2. Iemand die beroep instelt, moet op grond van artikel 8:41, eerste lid, van de Awb griffierecht betalen. In een zaak als deze is het griffierecht op grond van artikel 8:41, tweede lid, van de Awb € 178,-. Op grond van artikel 8:41, vijfde lid, van de Awb moet het griffierecht binnen vier weken na verzending van de mededeling van de griffier dat het verschuldigd is, zijn bijgeschreven op de rekening van de rechtbank of zijn betaald op de griffie van de rechtbank. Als het griffierecht niet of niet tijdig is betaald, is het beroep op grond van artikel 8:41, zesde lid, van de Awb niet-ontvankelijk. Dat is alleen anders als het niet of niet tijdig betalen van het griffierecht verontschuldigbaar is.
3. De griffier heeft bij brief van 15 februari 2020 eiser in de gelegenheid gesteld het griffierecht te betalen binnen vier weken na dagtekening van die brief. Eiser heeft niet gereageerd. Vervolgens heeft de griffier bij aangetekend verzonden brief van 15 maart 2020 eiser nogmaals in de gelegenheid gesteld het griffierecht te betalen binnen vier weken na dagtekening van die brief. Nader ingesteld onderzoek in het Track & Trace-systeem van PostNL is gebleken dat deze brief op 18 maart 2020 is bezorgd en dat voor ontvangst is getekend. Eiser heeft niet gereageerd.
4. Eiser heeft het griffierecht niet op tijd betaald. Eiser heeft geen reden gegeven voor dit verzuim. Er is dus niet gebleken van een verontschuldiging voor dit verzuim.
5. Verder merkt de rechtbank op dat eiser, gelet op de artikelen 6:5 en 6:6 van de Awb, en op het bepaalde in artikel 8:24, tweede lid, van de Awb ook in verzuim is geweest binnen de gestelde termijn de gronden van beroep in te dienen.

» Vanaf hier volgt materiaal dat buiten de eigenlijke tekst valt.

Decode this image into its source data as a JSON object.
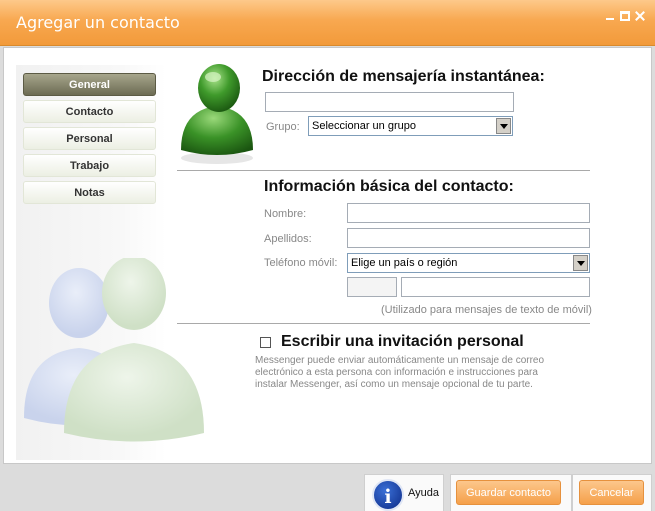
{
  "window": {
    "title": "Agregar un contacto"
  },
  "sidebar": {
    "items": [
      {
        "label": "General",
        "active": true
      },
      {
        "label": "Contacto",
        "active": false
      },
      {
        "label": "Personal",
        "active": false
      },
      {
        "label": "Trabajo",
        "active": false
      },
      {
        "label": "Notas",
        "active": false
      }
    ]
  },
  "im_section": {
    "heading": "Dirección de mensajería instantánea:",
    "address_value": "",
    "group_label": "Grupo:",
    "group_selected": "Seleccionar un grupo"
  },
  "basic_section": {
    "heading": "Información básica del contacto:",
    "first_name_label": "Nombre:",
    "first_name_value": "",
    "last_name_label": "Apellidos:",
    "last_name_value": "",
    "mobile_label": "Teléfono móvil:",
    "country_selected": "Elige un país o región",
    "area_code_value": "",
    "phone_value": "",
    "mobile_note": "(Utilizado para mensajes de texto de móvil)"
  },
  "invite_section": {
    "checked": false,
    "label": "Escribir una invitación personal",
    "description_line1": "Messenger puede enviar automáticamente un mensaje de correo",
    "description_line2": "electrónico a esta persona con información e instrucciones para",
    "description_line3": "instalar Messenger, así como un mensaje opcional de tu parte."
  },
  "footer": {
    "help_label": "Ayuda",
    "save_label": "Guardar contacto",
    "cancel_label": "Cancelar"
  },
  "colors": {
    "titlebar": "#f8a850",
    "button_orange": "#f5a04a",
    "active_nav": "#6c6b53",
    "buddy_green": "#3f9a2b"
  },
  "icons": [
    "minimize-icon",
    "maximize-icon",
    "close-icon",
    "contact-avatar-icon",
    "help-icon",
    "checkbox-icon",
    "dropdown-arrow-icon"
  ]
}
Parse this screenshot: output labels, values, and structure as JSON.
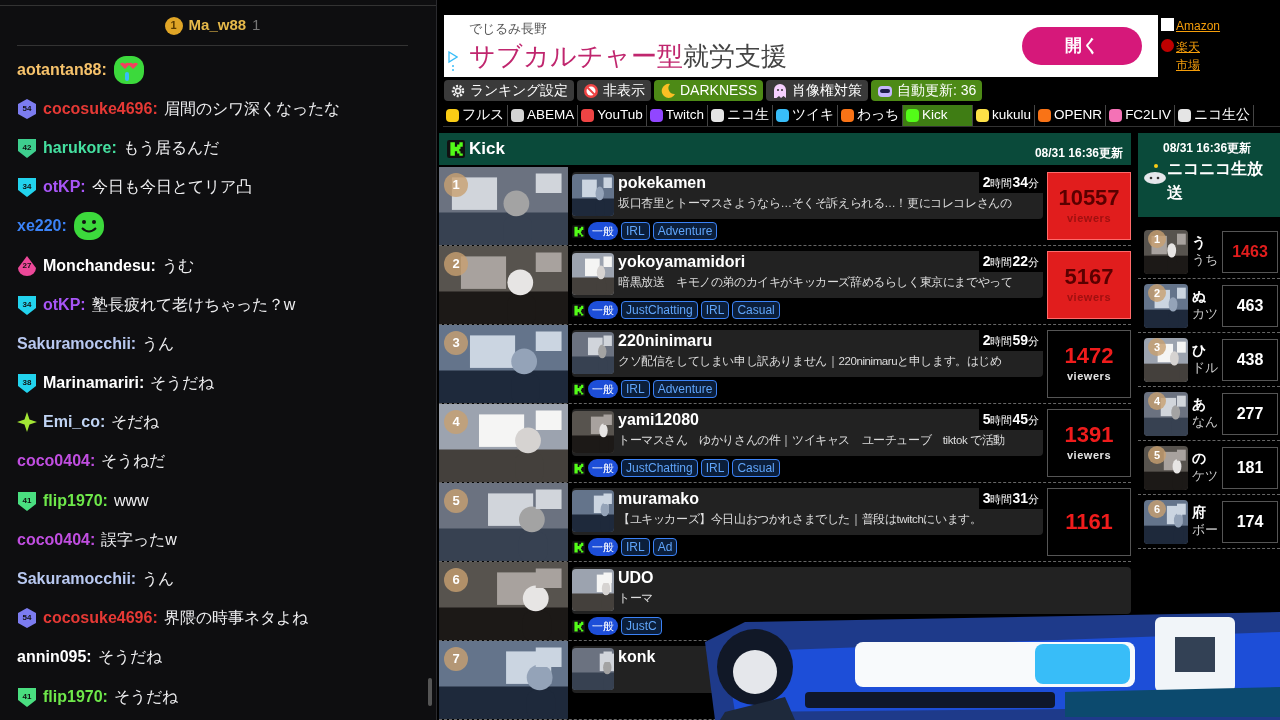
{
  "chat": {
    "header": {
      "rank": "1",
      "user": "Ma_w88",
      "count": "1"
    },
    "messages": [
      {
        "kind": "heart_eyes",
        "user": "aotantan88:",
        "color": "#f6c26b"
      },
      {
        "kind": "text",
        "badge": {
          "kind": "hex",
          "number": "54",
          "color": "#7c7cf0"
        },
        "user": "cocosuke4696:",
        "color": "#e53935",
        "text": "眉間のシワ深くなったな"
      },
      {
        "kind": "text",
        "badge": {
          "kind": "shield",
          "number": "42",
          "color": "#3ecf8e"
        },
        "user": "harukore:",
        "color": "#45e0a0",
        "text": "もう居るんだ"
      },
      {
        "kind": "text",
        "badge": {
          "kind": "shield",
          "number": "34",
          "color": "#22d3ee"
        },
        "user": "otKP:",
        "color": "#a855f7",
        "text": "今日も今日とてリア凸"
      },
      {
        "kind": "smile",
        "user": "xe220:",
        "color": "#3b82f6"
      },
      {
        "kind": "text",
        "badge": {
          "kind": "drop",
          "number": "27",
          "color": "#ec4899"
        },
        "user": "Monchandesu:",
        "color": "#ffffff",
        "text": "うむ"
      },
      {
        "kind": "text",
        "badge": {
          "kind": "shield",
          "number": "34",
          "color": "#22d3ee"
        },
        "user": "otKP:",
        "color": "#a855f7",
        "text": "塾長疲れて老けちゃった？w"
      },
      {
        "kind": "text",
        "user": "Sakuramocchii:",
        "color": "#b8c8f0",
        "text": "うん"
      },
      {
        "kind": "text",
        "badge": {
          "kind": "shield",
          "number": "38",
          "color": "#22d3ee"
        },
        "user": "Marinamariri:",
        "color": "#ffffff",
        "text": "そうだね"
      },
      {
        "kind": "text",
        "badge": {
          "kind": "sparkle",
          "color": "#a3e635"
        },
        "user": "Emi_co:",
        "color": "#c0d4f4",
        "text": "そだね"
      },
      {
        "kind": "text",
        "user": "coco0404:",
        "color": "#c04ee0",
        "text": "そうねだ"
      },
      {
        "kind": "text",
        "badge": {
          "kind": "shield",
          "number": "41",
          "color": "#4ade80"
        },
        "user": "flip1970:",
        "color": "#6ee84a",
        "text": "www"
      },
      {
        "kind": "text",
        "user": "coco0404:",
        "color": "#c04ee0",
        "text": "誤字ったw"
      },
      {
        "kind": "text",
        "user": "Sakuramocchii:",
        "color": "#b8c8f0",
        "text": "うん"
      },
      {
        "kind": "text",
        "badge": {
          "kind": "hex",
          "number": "54",
          "color": "#7c7cf0"
        },
        "user": "cocosuke4696:",
        "color": "#e53935",
        "text": "界隈の時事ネタよね"
      },
      {
        "kind": "text",
        "user": "annin095:",
        "color": "#ffffff",
        "text": "そうだね"
      },
      {
        "kind": "text",
        "badge": {
          "kind": "shield",
          "number": "41",
          "color": "#4ade80"
        },
        "user": "flip1970:",
        "color": "#6ee84a",
        "text": "そうだね"
      }
    ]
  },
  "ad": {
    "advertiser": "でじるみ長野",
    "headline_accent": "サブカルチャー型",
    "headline_rest": "就労支援",
    "button": "開く"
  },
  "shop_links": [
    {
      "label": "Amazon"
    },
    {
      "label": "楽天市場"
    }
  ],
  "toolbar": [
    {
      "kind": "gear",
      "label": "ランキング設定",
      "on": false
    },
    {
      "kind": "block",
      "label": "非表示",
      "on": false
    },
    {
      "kind": "moon",
      "label": "DARKNESS",
      "on": true
    },
    {
      "kind": "ghost",
      "label": "肖像権対策",
      "on": false
    },
    {
      "kind": "robot",
      "label": "自動更新: 36",
      "on": true
    }
  ],
  "platform_tabs": [
    {
      "label": "フルス",
      "color": "#facc15",
      "selected": false
    },
    {
      "label": "ABEMA",
      "color": "#d4d4d4",
      "selected": false
    },
    {
      "label": "YouTub",
      "color": "#ef4444",
      "selected": false
    },
    {
      "label": "Twitch",
      "color": "#9146ff",
      "selected": false
    },
    {
      "label": "ニコ生",
      "color": "#e5e5e5",
      "selected": false
    },
    {
      "label": "ツイキ",
      "color": "#38bdf8",
      "selected": false
    },
    {
      "label": "わっち",
      "color": "#f97316",
      "selected": false
    },
    {
      "label": "Kick",
      "color": "#53fc18",
      "selected": true
    },
    {
      "label": "kukulu",
      "color": "#fde047",
      "selected": false
    },
    {
      "label": "OPENR",
      "color": "#f97316",
      "selected": false
    },
    {
      "label": "FC2LIV",
      "color": "#f472b6",
      "selected": false
    },
    {
      "label": "ニコ生公",
      "color": "#e5e5e5",
      "selected": false
    }
  ],
  "kick": {
    "title": "Kick",
    "updated": "08/31 16:36更新",
    "streams": [
      {
        "rank": "1",
        "name": "pokekamen",
        "duration": "**2**時間**34**分",
        "title": "坂口杏里とトーマスさようなら…そくそ訴えられる…！更にコレコレさんの",
        "category": "一般",
        "tags": [
          "IRL",
          "Adventure"
        ],
        "viewers": "10557",
        "viewers_label": "viewers",
        "highlighted": true
      },
      {
        "rank": "2",
        "name": "yokoyamamidori",
        "duration": "**2**時間**22**分",
        "title": "暗黒放送　キモノの弟のカイキがキッカーズ辞めるらしく東京にまでやって",
        "category": "一般",
        "tags": [
          "JustChatting",
          "IRL",
          "Casual"
        ],
        "viewers": "5167",
        "viewers_label": "viewers",
        "highlighted": true
      },
      {
        "rank": "3",
        "name": "220ninimaru",
        "duration": "**2**時間**59**分",
        "title": "クソ配信をしてしまい申し訳ありません｜220ninimaruと申します。はじめ",
        "category": "一般",
        "tags": [
          "IRL",
          "Adventure"
        ],
        "viewers": "1472",
        "viewers_label": "viewers",
        "highlighted": false
      },
      {
        "rank": "4",
        "name": "yami12080",
        "duration": "**5**時間**45**分",
        "title": "トーマスさん　ゆかりさんの件｜ツイキャス　ユーチューブ　tiktok で活動",
        "category": "一般",
        "tags": [
          "JustChatting",
          "IRL",
          "Casual"
        ],
        "viewers": "1391",
        "viewers_label": "viewers",
        "highlighted": false
      },
      {
        "rank": "5",
        "name": "muramako",
        "duration": "**3**時間**31**分",
        "title": "【ユキッカーズ】今日山おつかれさまでした｜普段はtwitchにいます。",
        "category": "一般",
        "tags": [
          "IRL",
          "Ad"
        ],
        "viewers": "1161",
        "highlighted": false
      },
      {
        "rank": "6",
        "name": "UDO",
        "title": "トーマ",
        "category": "一般",
        "tags": [
          "JustC"
        ]
      },
      {
        "rank": "7",
        "name": "konk"
      }
    ]
  },
  "niconico": {
    "title": "ニコニコ生放送",
    "updated": "08/31 16:36更新",
    "streams": [
      {
        "rank": "1",
        "name": "う",
        "sub": "うち",
        "viewers": "1463",
        "highlighted": true
      },
      {
        "rank": "2",
        "name": "ぬ",
        "sub": "カツ",
        "viewers": "463",
        "highlighted": false
      },
      {
        "rank": "3",
        "name": "ひ",
        "sub": "ドル",
        "viewers": "438",
        "highlighted": false
      },
      {
        "rank": "4",
        "name": "あ",
        "sub": "なん",
        "viewers": "277",
        "highlighted": false
      },
      {
        "rank": "5",
        "name": "の",
        "sub": "ケツ",
        "viewers": "181",
        "highlighted": false
      },
      {
        "rank": "6",
        "name": "府",
        "sub": "ボー",
        "viewers": "174",
        "highlighted": false
      }
    ]
  }
}
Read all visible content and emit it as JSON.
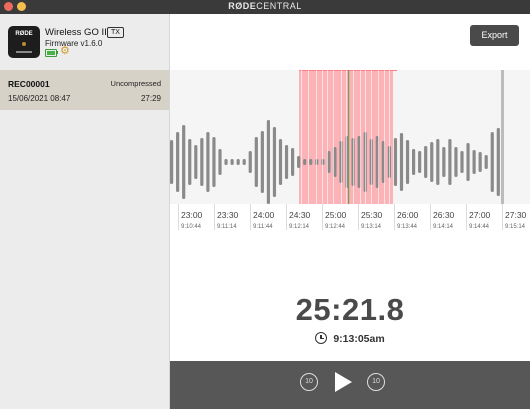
{
  "app": {
    "brand_a": "RØDE",
    "brand_b": "CENTRAL"
  },
  "device": {
    "name": "Wireless GO II",
    "badge": "TX",
    "firmware": "Firmware v1.6.0",
    "battery_level": 1.0,
    "battery_color": "#47b347",
    "settings_icon": "gear-icon"
  },
  "recording": {
    "name": "REC00001",
    "type": "Uncompressed",
    "date": "15/06/2021 08:47",
    "duration": "27:29"
  },
  "toolbar": {
    "export_label": "Export"
  },
  "timeline": {
    "ticks": [
      {
        "time": "23:00",
        "clock": "9:10:44"
      },
      {
        "time": "23:30",
        "clock": "9:11:14"
      },
      {
        "time": "24:00",
        "clock": "9:11:44"
      },
      {
        "time": "24:30",
        "clock": "9:12:14"
      },
      {
        "time": "25:00",
        "clock": "9:12:44"
      },
      {
        "time": "25:30",
        "clock": "9:13:14"
      },
      {
        "time": "26:00",
        "clock": "9:13:44"
      },
      {
        "time": "26:30",
        "clock": "9:14:14"
      },
      {
        "time": "27:00",
        "clock": "9:14:44"
      },
      {
        "time": "27:30",
        "clock": "9:15:14"
      }
    ],
    "selection_color": "#ff7b85",
    "playhead_color": "#7a9a56"
  },
  "playback": {
    "position": "25:21.8",
    "clock_time": "9:13:05am"
  },
  "transport": {
    "back_label": "10",
    "forward_label": "10"
  }
}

Bij verzonden brief van 23 maart 2020 is eiser op dit verzuim gewezen en is hij verzocht om dit uiterlijk binnen twee weken na datum van verzending te herstellen. Hierbij is vermeld dat, indien eiser niet aan dit verzoek voldoet, het beroep niet-ontvankelijk kan worden verklaard. Eiser heeft het verzuim niet binnen de gestelde termijn hersteld.
6. Het beroep is daarom kennelijk niet-ontvankelijk.
7. Voor een proceskostenveroordeling bestaat geen aanleiding.

Beslissing

De rechtbank verklaart het beroep niet-ontvankelijk.
Deze uitspraak is gedaan door mr. E.P.W. van de Ven, rechter, in aanwezigheid van M. van der Elst, griffier. Deze uitspraak is gedaan op 20 mei 2020. Als gevolg van de maatregelen rondom het coronavirus is deze uitspraak niet uitgesproken op een openbare uitsprakenzitting. Zodra het openbaar uitspreken weer mogelijk is, wordt deze uitspraak, voor zover nodig, alsnog in het openbaar uitgesproken.
griffier rechter
Afschrift verzonden aan partijen op:

Rechtsmiddel

Tegen deze uitspraak kan binnen zes weken na de dag van verzending daarvan verzet worden gedaan bij deze rechtbank. De indiener van het verzetschrift kan daarbij vragen in de gelegenheid te worden gesteld over het verzet te worden gehoord.